Under the plan outlined in the document, the propellant depot would be launched first, and then other rockets would carry fuel to the depot before a spacecraft arrived to fill up. That would increase the complexity for an asteroid mission — 11 to 17 launchings instead of four — but could get NASA astronauts to an asteroid by 2024, the study said. The total budget needed for the project from 2012 through 2030 would be $60 billion to $86 billion, the study said.
By contrast, a study last year that designed an asteroid mission around a heavy-lift rocket estimated that it would cost $143 billion and that the trip could not happen until 2029. The earlier study briefly considered propellant depots but quickly dismissed them.
Last month, NASA announced the design of the Space Launch System, the new heavy-lift rocket. The goal is for it to lift 70 metric tons on its first unmanned test flight in 2017, and to be developed into a version capable of lifting 130 tons. The blueprint for NASA’s direction for the coming years, passed by Congress last year and signed by President Obama, calls on the agency to develop just that rocket.
Critics say the expense of developing and operating the massive new rocket, particularly in an era of tight federal budgets, would doom the project.

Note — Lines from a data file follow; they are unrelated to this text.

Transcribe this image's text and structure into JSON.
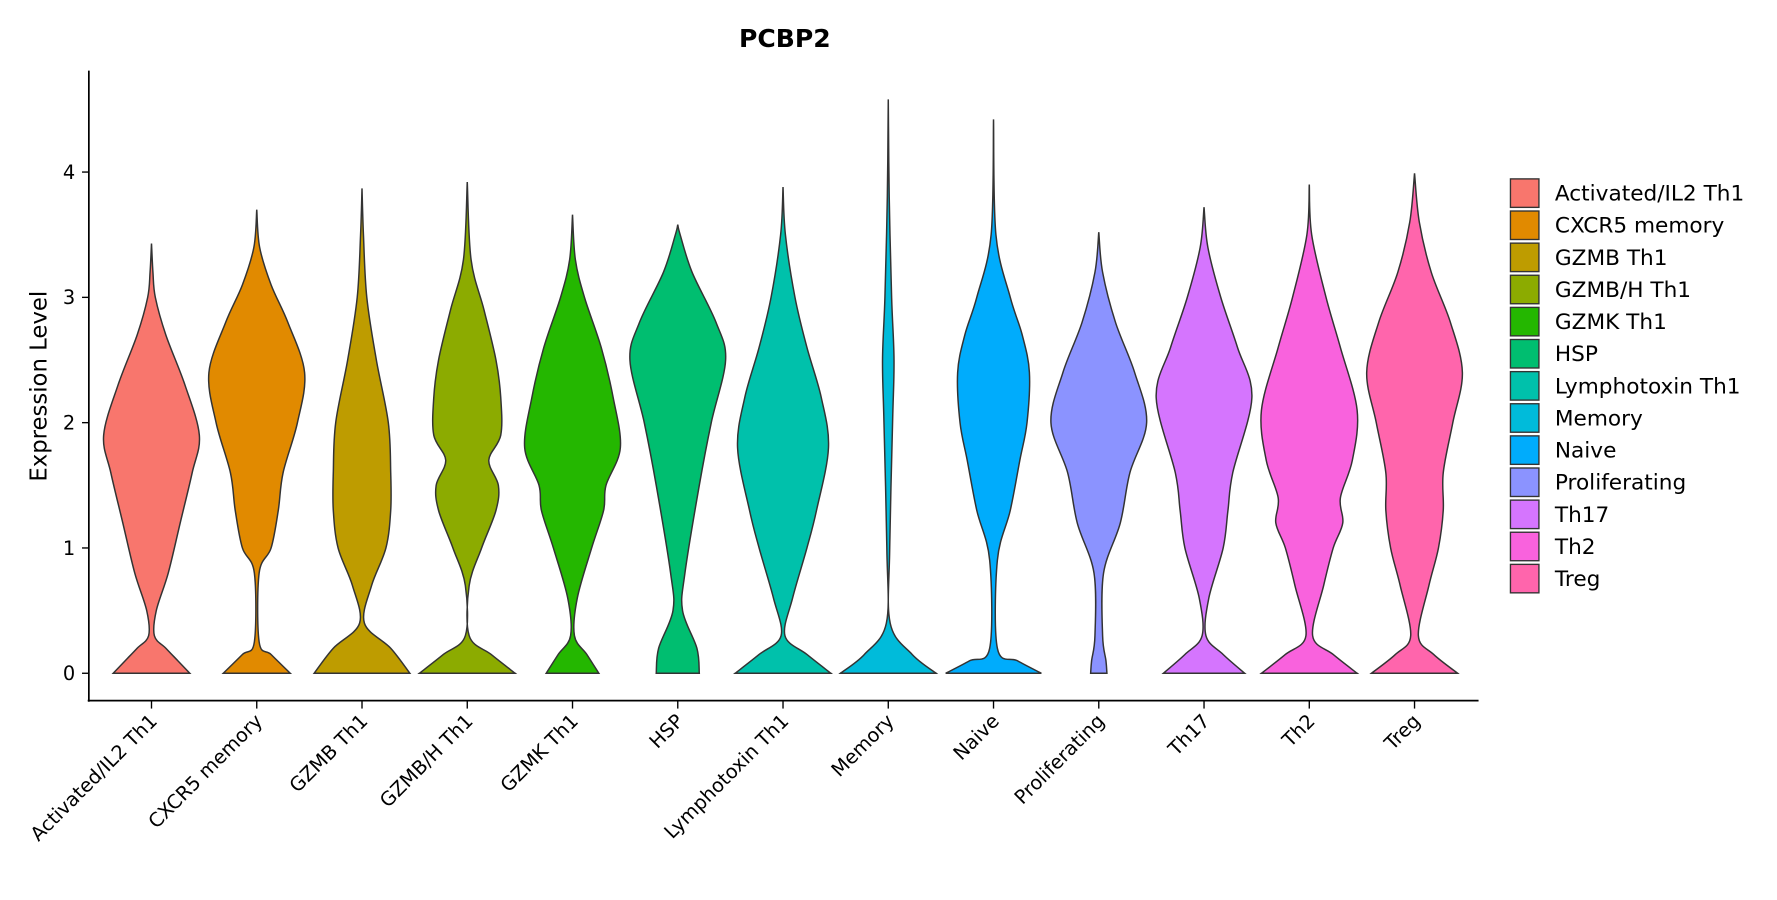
{
  "chart_data": {
    "type": "violin",
    "title": "PCBP2",
    "xlabel": "",
    "ylabel": "Expression Level",
    "ylim": [
      -0.22,
      4.8
    ],
    "yticks": [
      0,
      1,
      2,
      3,
      4
    ],
    "grid": false,
    "legend_position": "right",
    "categories": [
      "Activated/IL2 Th1",
      "CXCR5 memory",
      "GZMB Th1",
      "GZMB/H Th1",
      "GZMK Th1",
      "HSP",
      "Lymphotoxin Th1",
      "Memory",
      "Naive",
      "Proliferating",
      "Th17",
      "Th2",
      "Treg"
    ],
    "colors": [
      "#F8766D",
      "#E18A00",
      "#BE9C00",
      "#8CAB00",
      "#24B700",
      "#00BE70",
      "#00C1AB",
      "#00BBDA",
      "#00ACFC",
      "#8B93FF",
      "#D575FE",
      "#F962DD",
      "#FF65AC"
    ],
    "density_note": "relative density profiles as [expression, relative width]",
    "series": [
      {
        "name": "Activated/IL2 Th1",
        "max": 3.43,
        "profile": [
          [
            0,
            0.8
          ],
          [
            0.1,
            0.55
          ],
          [
            0.2,
            0.3
          ],
          [
            0.3,
            0.06
          ],
          [
            0.5,
            0.1
          ],
          [
            0.8,
            0.35
          ],
          [
            1.2,
            0.6
          ],
          [
            1.6,
            0.85
          ],
          [
            1.9,
            1.0
          ],
          [
            2.3,
            0.7
          ],
          [
            2.7,
            0.3
          ],
          [
            3.0,
            0.08
          ],
          [
            3.2,
            0.03
          ]
        ]
      },
      {
        "name": "CXCR5 memory",
        "max": 3.7,
        "profile": [
          [
            0,
            0.7
          ],
          [
            0.15,
            0.3
          ],
          [
            0.25,
            0.05
          ],
          [
            0.8,
            0.05
          ],
          [
            1.0,
            0.3
          ],
          [
            1.3,
            0.45
          ],
          [
            1.6,
            0.55
          ],
          [
            2.0,
            0.85
          ],
          [
            2.4,
            1.0
          ],
          [
            2.8,
            0.65
          ],
          [
            3.1,
            0.3
          ],
          [
            3.4,
            0.06
          ]
        ]
      },
      {
        "name": "GZMB Th1",
        "max": 3.87,
        "profile": [
          [
            0,
            1.0
          ],
          [
            0.2,
            0.6
          ],
          [
            0.4,
            0.05
          ],
          [
            0.7,
            0.2
          ],
          [
            1.0,
            0.5
          ],
          [
            1.3,
            0.6
          ],
          [
            1.6,
            0.6
          ],
          [
            2.0,
            0.55
          ],
          [
            2.5,
            0.3
          ],
          [
            3.0,
            0.1
          ],
          [
            3.5,
            0.03
          ]
        ]
      },
      {
        "name": "GZMB/H Th1",
        "max": 3.92,
        "profile": [
          [
            0,
            1.0
          ],
          [
            0.15,
            0.5
          ],
          [
            0.3,
            0.04
          ],
          [
            0.7,
            0.04
          ],
          [
            1.0,
            0.3
          ],
          [
            1.3,
            0.6
          ],
          [
            1.5,
            0.65
          ],
          [
            1.7,
            0.45
          ],
          [
            1.9,
            0.7
          ],
          [
            2.2,
            0.7
          ],
          [
            2.5,
            0.6
          ],
          [
            2.9,
            0.35
          ],
          [
            3.3,
            0.08
          ]
        ]
      },
      {
        "name": "GZMK Th1",
        "max": 3.66,
        "profile": [
          [
            0,
            0.55
          ],
          [
            0.15,
            0.3
          ],
          [
            0.3,
            0.04
          ],
          [
            0.6,
            0.1
          ],
          [
            1.0,
            0.4
          ],
          [
            1.3,
            0.65
          ],
          [
            1.5,
            0.7
          ],
          [
            1.8,
            1.0
          ],
          [
            2.2,
            0.85
          ],
          [
            2.6,
            0.6
          ],
          [
            3.0,
            0.25
          ],
          [
            3.3,
            0.06
          ]
        ]
      },
      {
        "name": "HSP",
        "max": 3.58,
        "profile": [
          [
            0,
            0.45
          ],
          [
            0.2,
            0.4
          ],
          [
            0.5,
            0.1
          ],
          [
            0.8,
            0.15
          ],
          [
            1.5,
            0.45
          ],
          [
            2.0,
            0.7
          ],
          [
            2.5,
            1.0
          ],
          [
            2.8,
            0.8
          ],
          [
            3.2,
            0.3
          ],
          [
            3.5,
            0.05
          ]
        ]
      },
      {
        "name": "Lymphotoxin Th1",
        "max": 3.88,
        "profile": [
          [
            0,
            1.0
          ],
          [
            0.15,
            0.5
          ],
          [
            0.3,
            0.04
          ],
          [
            0.6,
            0.2
          ],
          [
            1.0,
            0.5
          ],
          [
            1.3,
            0.7
          ],
          [
            1.8,
            0.95
          ],
          [
            2.2,
            0.8
          ],
          [
            2.6,
            0.5
          ],
          [
            3.0,
            0.25
          ],
          [
            3.5,
            0.05
          ]
        ]
      },
      {
        "name": "Memory",
        "max": 4.58,
        "profile": [
          [
            0,
            1.0
          ],
          [
            0.15,
            0.5
          ],
          [
            0.4,
            0.04
          ],
          [
            1.0,
            0.03
          ],
          [
            2.0,
            0.09
          ],
          [
            2.5,
            0.12
          ],
          [
            3.0,
            0.07
          ],
          [
            3.8,
            0.02
          ]
        ]
      },
      {
        "name": "Naive",
        "max": 4.42,
        "profile": [
          [
            0,
            1.0
          ],
          [
            0.1,
            0.5
          ],
          [
            0.2,
            0.08
          ],
          [
            0.9,
            0.08
          ],
          [
            1.3,
            0.35
          ],
          [
            1.7,
            0.55
          ],
          [
            2.0,
            0.7
          ],
          [
            2.4,
            0.75
          ],
          [
            2.7,
            0.6
          ],
          [
            3.0,
            0.35
          ],
          [
            3.5,
            0.05
          ]
        ]
      },
      {
        "name": "Proliferating",
        "max": 3.52,
        "profile": [
          [
            0,
            0.17
          ],
          [
            0.1,
            0.15
          ],
          [
            0.3,
            0.08
          ],
          [
            0.8,
            0.1
          ],
          [
            1.2,
            0.45
          ],
          [
            1.6,
            0.65
          ],
          [
            2.0,
            1.0
          ],
          [
            2.4,
            0.75
          ],
          [
            2.8,
            0.35
          ],
          [
            3.2,
            0.08
          ]
        ]
      },
      {
        "name": "Th17",
        "max": 3.72,
        "profile": [
          [
            0,
            0.85
          ],
          [
            0.15,
            0.4
          ],
          [
            0.3,
            0.04
          ],
          [
            0.6,
            0.1
          ],
          [
            1.0,
            0.4
          ],
          [
            1.3,
            0.5
          ],
          [
            1.6,
            0.6
          ],
          [
            2.2,
            1.0
          ],
          [
            2.6,
            0.7
          ],
          [
            3.0,
            0.35
          ],
          [
            3.4,
            0.08
          ]
        ]
      },
      {
        "name": "Th2",
        "max": 3.9,
        "profile": [
          [
            0,
            1.0
          ],
          [
            0.15,
            0.5
          ],
          [
            0.3,
            0.07
          ],
          [
            0.7,
            0.3
          ],
          [
            1.0,
            0.5
          ],
          [
            1.2,
            0.7
          ],
          [
            1.4,
            0.65
          ],
          [
            1.7,
            0.9
          ],
          [
            2.1,
            1.0
          ],
          [
            2.6,
            0.65
          ],
          [
            3.0,
            0.35
          ],
          [
            3.5,
            0.05
          ]
        ]
      },
      {
        "name": "Treg",
        "max": 3.99,
        "profile": [
          [
            0,
            0.9
          ],
          [
            0.15,
            0.4
          ],
          [
            0.3,
            0.08
          ],
          [
            0.7,
            0.3
          ],
          [
            1.0,
            0.5
          ],
          [
            1.3,
            0.6
          ],
          [
            1.6,
            0.6
          ],
          [
            2.0,
            0.8
          ],
          [
            2.4,
            1.0
          ],
          [
            2.8,
            0.75
          ],
          [
            3.2,
            0.35
          ],
          [
            3.6,
            0.1
          ]
        ]
      }
    ]
  }
}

At a Congressional hearing in July, Representative Dana Rohrabacher, Republican of California, asked Maj. Gen. Charles F. Bolden Jr., the NASA administrator, about the possibility of depots as an alternative to the Space Launch System. General Bolden said that he did not know details about any propellant depot study, but that his agency had looked at alternatives to building a heavy-lift. “It turned out that was not as economical, nor as reliable,” he said.
Although General Bolden promised to provide the information, Mr. Rohrabacher said he had obtained the study about propellant depots only through unofficial channels.

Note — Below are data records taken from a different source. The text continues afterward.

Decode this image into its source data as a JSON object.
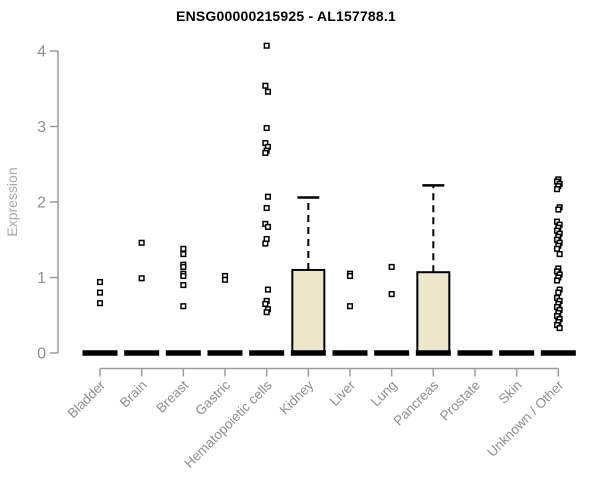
{
  "page": {
    "background": "#ffffff"
  },
  "chart_data": {
    "type": "boxplot",
    "title": "ENSG00000215925 - AL157788.1",
    "ylabel": "Expression",
    "xlabel": "",
    "ylim": [
      0,
      4.15
    ],
    "yticks": [
      0,
      1,
      2,
      3,
      4
    ],
    "grid": false,
    "legend": false,
    "axis_color": "#9c9c9c",
    "tick_label_color": "#8f8f8f",
    "category_label_color": "#8f8f8f",
    "title_color": "#000000",
    "box_fill": "#ece7cd",
    "box_border": "#000000",
    "median_color": "#000000",
    "marker": "open-square",
    "marker_color": "#000000",
    "categories": [
      "Bladder",
      "Brain",
      "Breast",
      "Gastric",
      "Hematopoietic cells",
      "Kidney",
      "Liver",
      "Lung",
      "Pancreas",
      "Prostate",
      "Skin",
      "Unknown / Other"
    ],
    "boxes": [
      {
        "category": "Bladder",
        "median": 0,
        "q1": 0,
        "q3": 0,
        "whisker_low": 0,
        "whisker_high": 0,
        "outliers": [
          0.94,
          0.8,
          0.66
        ]
      },
      {
        "category": "Brain",
        "median": 0,
        "q1": 0,
        "q3": 0,
        "whisker_low": 0,
        "whisker_high": 0,
        "outliers": [
          1.46,
          0.99
        ]
      },
      {
        "category": "Breast",
        "median": 0,
        "q1": 0,
        "q3": 0,
        "whisker_low": 0,
        "whisker_high": 0,
        "outliers": [
          1.38,
          1.31,
          1.17,
          1.14,
          1.05,
          1.02,
          0.9,
          0.62
        ]
      },
      {
        "category": "Gastric",
        "median": 0,
        "q1": 0,
        "q3": 0,
        "whisker_low": 0,
        "whisker_high": 0,
        "outliers": [
          1.02,
          0.97
        ]
      },
      {
        "category": "Hematopoietic cells",
        "median": 0,
        "q1": 0,
        "q3": 0,
        "whisker_low": 0,
        "whisker_high": 0,
        "outliers": [
          4.07,
          3.54,
          3.46,
          2.98,
          2.78,
          2.73,
          2.68,
          2.65,
          2.07,
          1.92,
          1.71,
          1.67,
          1.51,
          1.45,
          0.84,
          0.69,
          0.65,
          0.58,
          0.54
        ]
      },
      {
        "category": "Kidney",
        "median": 0,
        "q1": 0,
        "q3": 1.1,
        "whisker_low": 0,
        "whisker_high": 2.06,
        "outliers": []
      },
      {
        "category": "Liver",
        "median": 0,
        "q1": 0,
        "q3": 0,
        "whisker_low": 0,
        "whisker_high": 0,
        "outliers": [
          1.05,
          1.02,
          0.62
        ]
      },
      {
        "category": "Lung",
        "median": 0,
        "q1": 0,
        "q3": 0,
        "whisker_low": 0,
        "whisker_high": 0,
        "outliers": [
          1.14,
          0.78
        ]
      },
      {
        "category": "Pancreas",
        "median": 0,
        "q1": 0,
        "q3": 1.07,
        "whisker_low": 0,
        "whisker_high": 2.22,
        "outliers": []
      },
      {
        "category": "Prostate",
        "median": 0,
        "q1": 0,
        "q3": 0,
        "whisker_low": 0,
        "whisker_high": 0,
        "outliers": []
      },
      {
        "category": "Skin",
        "median": 0,
        "q1": 0,
        "q3": 0,
        "whisker_low": 0,
        "whisker_high": 0,
        "outliers": []
      },
      {
        "category": "Unknown / Other",
        "median": 0,
        "q1": 0,
        "q3": 0,
        "whisker_low": 0,
        "whisker_high": 0,
        "outliers": [
          2.3,
          2.27,
          2.24,
          2.21,
          2.17,
          1.93,
          1.9,
          1.74,
          1.7,
          1.66,
          1.62,
          1.58,
          1.54,
          1.5,
          1.46,
          1.42,
          1.38,
          1.31,
          1.12,
          1.08,
          1.04,
          1.0,
          0.96,
          0.84,
          0.8,
          0.73,
          0.69,
          0.65,
          0.61,
          0.57,
          0.53,
          0.49,
          0.45,
          0.41,
          0.37,
          0.33
        ]
      }
    ]
  }
}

“I’m shocked that the leadership in NASA would try to keep a report as significant as this away from decision makers of the legislative branch,” Mr. Rohrabacher said, adding that the study gave him “the ammunition to make a case” to revisit NASA’s plans for human spaceflight.

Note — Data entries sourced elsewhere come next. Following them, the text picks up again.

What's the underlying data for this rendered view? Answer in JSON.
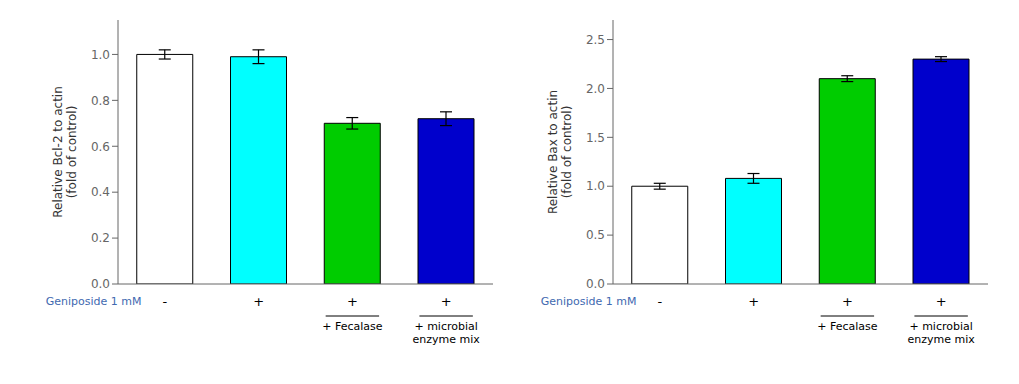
{
  "chart_data": [
    {
      "type": "bar",
      "ylabel": "Relative Bcl-2 to actin\n(fold of control)",
      "categories": [
        "-",
        "+",
        "+",
        "+"
      ],
      "values": [
        1.0,
        0.99,
        0.7,
        0.72
      ],
      "errors": [
        0.02,
        0.03,
        0.025,
        0.03
      ],
      "colors": [
        "#ffffff",
        "#00ffff",
        "#00cc00",
        "#0000cc"
      ],
      "ylim": [
        0,
        1.15
      ],
      "yticks": [
        {
          "value": 0.0,
          "label": "0.0"
        },
        {
          "value": 0.2,
          "label": "0.2"
        },
        {
          "value": 0.4,
          "label": "0.4"
        },
        {
          "value": 0.6,
          "label": "0.6"
        },
        {
          "value": 0.8,
          "label": "0.8"
        },
        {
          "value": 1.0,
          "label": "1.0"
        }
      ],
      "annotations": [
        {
          "text": "Geniposide 1 mM",
          "color": "#4169B0"
        },
        {
          "text": "+ Fecalase"
        },
        {
          "text": "+ microbial\nenzyme mix"
        }
      ],
      "grid": false
    },
    {
      "type": "bar",
      "ylabel": "Relative Bax to actin\n(fold of control)",
      "categories": [
        "-",
        "+",
        "+",
        "+"
      ],
      "values": [
        1.0,
        1.08,
        2.1,
        2.3
      ],
      "errors": [
        0.03,
        0.05,
        0.03,
        0.025
      ],
      "colors": [
        "#ffffff",
        "#00ffff",
        "#00cc00",
        "#0000cc"
      ],
      "ylim": [
        0,
        2.7
      ],
      "yticks": [
        {
          "value": 0.0,
          "label": "0.0"
        },
        {
          "value": 0.5,
          "label": "0.5"
        },
        {
          "value": 1.0,
          "label": "1.0"
        },
        {
          "value": 1.5,
          "label": "1.5"
        },
        {
          "value": 2.0,
          "label": "2.0"
        },
        {
          "value": 2.5,
          "label": "2.5"
        }
      ],
      "annotations": [
        {
          "text": "Geniposide 1 mM",
          "color": "#4169B0"
        },
        {
          "text": "+ Fecalase"
        },
        {
          "text": "+ microbial\nenzyme mix"
        }
      ],
      "grid": false
    }
  ]
}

Propellant depots carry risks, too. Fuels like liquid hydrogen and liquid oxygen must be kept at ultracold temperatures and, unless the depots were heavily insulated, would boil away over time. And transferring fuel in the weightlessness of space is not straightforward, although perhaps simply setting the depot and spacecraft into a slow spin would generate enough force to push the fuel into the spacecraft.
“It’s not a simple thing to transfer cryogenic propellant, on the ground, much less in space,” said Eugene M. Henderson, an engineer at the Johnson Space Center in Houston, who is one of about 20 people who worked on the study. “It’s a big variable.”
Still, he described the technical challenges as “fairly trivial” and said demonstration projects could show that the technology is feasible.